Este festín para las cinco mil personas, mediante la energía
sobrenatural, fue otro de esos casos en los que la piedad humana se sumó
al poder creador para dar como resultado lo que sucedió. Ya la multitud
había sido saciada, y allí mismo y en ese instante la fama de Jesús
tanto se acrecentó por este extraordinario portento, que la idea de
apoderarse del Maestro y proclamarlo rey ya no necesitaba de ningún
cabecilla. La idea pareció propagarse como un contagio entre la
muchedumbre. La reacción de la multitud ante esta satisfacción repentina
y espectacular de sus necesidades físicas fue profunda y sobrecogedora.

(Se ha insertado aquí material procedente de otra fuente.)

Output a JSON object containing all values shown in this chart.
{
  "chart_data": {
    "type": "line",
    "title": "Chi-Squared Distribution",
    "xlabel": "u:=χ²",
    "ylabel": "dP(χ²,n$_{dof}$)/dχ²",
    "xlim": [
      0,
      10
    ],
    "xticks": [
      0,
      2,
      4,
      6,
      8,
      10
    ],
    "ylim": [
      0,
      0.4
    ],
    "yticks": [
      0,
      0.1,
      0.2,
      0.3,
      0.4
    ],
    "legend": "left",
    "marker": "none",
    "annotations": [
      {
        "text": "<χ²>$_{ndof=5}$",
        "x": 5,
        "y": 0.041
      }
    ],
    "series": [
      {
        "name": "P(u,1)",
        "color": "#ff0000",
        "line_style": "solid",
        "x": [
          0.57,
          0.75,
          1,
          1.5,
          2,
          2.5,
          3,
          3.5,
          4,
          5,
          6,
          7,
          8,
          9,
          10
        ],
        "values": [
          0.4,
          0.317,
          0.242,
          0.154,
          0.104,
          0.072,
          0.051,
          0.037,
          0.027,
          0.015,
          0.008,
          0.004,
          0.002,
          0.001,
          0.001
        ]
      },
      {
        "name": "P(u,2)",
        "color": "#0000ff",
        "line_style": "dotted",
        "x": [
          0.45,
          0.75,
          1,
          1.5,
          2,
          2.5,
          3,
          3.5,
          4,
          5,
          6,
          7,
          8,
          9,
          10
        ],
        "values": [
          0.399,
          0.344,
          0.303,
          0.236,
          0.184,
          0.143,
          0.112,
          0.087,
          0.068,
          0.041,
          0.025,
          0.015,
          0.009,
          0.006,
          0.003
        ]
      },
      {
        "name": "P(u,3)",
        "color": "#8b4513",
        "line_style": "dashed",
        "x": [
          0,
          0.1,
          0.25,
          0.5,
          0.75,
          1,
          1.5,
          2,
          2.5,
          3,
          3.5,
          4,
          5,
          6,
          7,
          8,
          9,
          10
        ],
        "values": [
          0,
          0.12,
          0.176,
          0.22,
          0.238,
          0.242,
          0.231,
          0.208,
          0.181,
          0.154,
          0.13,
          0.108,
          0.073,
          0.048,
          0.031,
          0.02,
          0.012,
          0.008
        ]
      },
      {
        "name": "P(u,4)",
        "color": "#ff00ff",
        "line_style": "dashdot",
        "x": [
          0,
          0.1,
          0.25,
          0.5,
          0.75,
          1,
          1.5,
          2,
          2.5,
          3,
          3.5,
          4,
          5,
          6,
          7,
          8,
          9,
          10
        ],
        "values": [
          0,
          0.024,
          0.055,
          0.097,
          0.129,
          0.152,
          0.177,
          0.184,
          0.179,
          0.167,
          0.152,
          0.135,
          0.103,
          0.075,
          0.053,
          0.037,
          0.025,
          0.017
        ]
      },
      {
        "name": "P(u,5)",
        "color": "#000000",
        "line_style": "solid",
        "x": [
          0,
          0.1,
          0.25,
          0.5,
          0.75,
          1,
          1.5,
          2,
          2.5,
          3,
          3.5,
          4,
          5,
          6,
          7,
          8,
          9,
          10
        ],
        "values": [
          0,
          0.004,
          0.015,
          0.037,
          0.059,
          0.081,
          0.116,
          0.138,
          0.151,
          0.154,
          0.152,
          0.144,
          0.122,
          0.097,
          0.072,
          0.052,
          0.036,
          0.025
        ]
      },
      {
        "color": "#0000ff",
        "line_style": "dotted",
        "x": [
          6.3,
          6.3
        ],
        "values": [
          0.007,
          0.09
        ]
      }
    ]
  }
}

Por mucho tiempo a los judíos se les había enseñado que el Mesías, el
hijo de David, cuando viniera, inundaría la tierra, nuevamente, con
leche y miel, y que el pan de la vida llovería sobre ellos como había
supuestamente caído el maná del cielo sobre sus antepasados en el
desierto. ¿Acaso todas estas expectativas no habían sido plenamente
satisfechas ante sus ojos? Cuando esta multitud hambrienta y sin
alimentos se sació de alimento milagroso, tan sólo hubo una reacción
unánime: «He aquí a nuestro rey». Había llegado el liberador portentoso
de Israel. En los ojos de esta gente de mente sencilla, el poder de dar
de comer llevaba en sí mismo el derecho al gobierno. No es pues de
extrañar que la multitud, en cuanto terminó su festín, se puso de pie al
unísono clamando: «¡Hacedlo rey!».
Este poderoso grito entusiasmó a Pedro y a
los entre los apóstoles que aún mantenían la esperanza de que Jesús
afirmara su derecho a gobernar. Pero, poco durarían estas falsas
esperanzas. Aún se oían los ecos de este poderoso grito de la multitud
que rebotaban de las rocas cercanas, cuando Jesús se trepó a una enorme
piedra y, levantando la mano derecha para imponer silencio, dijo:
«Hijitos míos, vosotros tenéis buenas intenciones, pero sois de vista
corta y de mentalidad material». Hubo una corta pausa; este fornido
galileo se erguía majestuoso contra el resplandor encantador del
atardecer oriental. Cada centímetro de su semblante se veía
verdaderamente como el de un rey mientras siguió hablando a la multitud
que lo contemplaba sin aliento: «Vosotros queréis hacerme rey, no porque
vuestra alma se haya iluminado de una gran verdad, sino porque vuestro
estómago está lleno de pan. ¿Cuántas veces os he dicho que mi reino no
es de este mundo? Este reino del cielo que nosotros proclamamos es una
hermandad espiritual, y ningún hombre gobierna sobre este reino sentado
en un trono material. Mi Padre en el cielo es el omnisapiente y
todopoderoso Gobernante de esta hermandad espiritual de los hijos de
Dios en la tierra. ¿Es que tanto he fallado en revelaros al Padre de los
espíritus, que vosotros queréis hacer de su Hijo en la carne un rey?
Idos pues todos a casa. Si debéis tener rey, que el Padre de las luces
sea coronado en el corazón de cada uno de vosotros como el espíritu
Gobernante de todas las cosas».
Estas palabras de Jesús despidieron a la
multitud, pasmada y desilusionada. Muchos de los que habían creído en
él, se fueron y, a partir de ese día, ya no le siguieron. Los apóstoles
estaban anonadados; permanecieron de pie en silencio, reunidos alrededor
de los doce canastos llenos de trozos de comida; sólo el mandadero, el mancebo Marcos, dijo: «Y se negó a ser nuestro
rey». Jesús, antes de irse por su cuenta a las colinas, se volvió hacia
Andrés y dijo: «Lleva a tus hermanos de vuelta a la casa de Zebedeo y
ora con ellos, especialmente por tu hermano, Simón Pedro».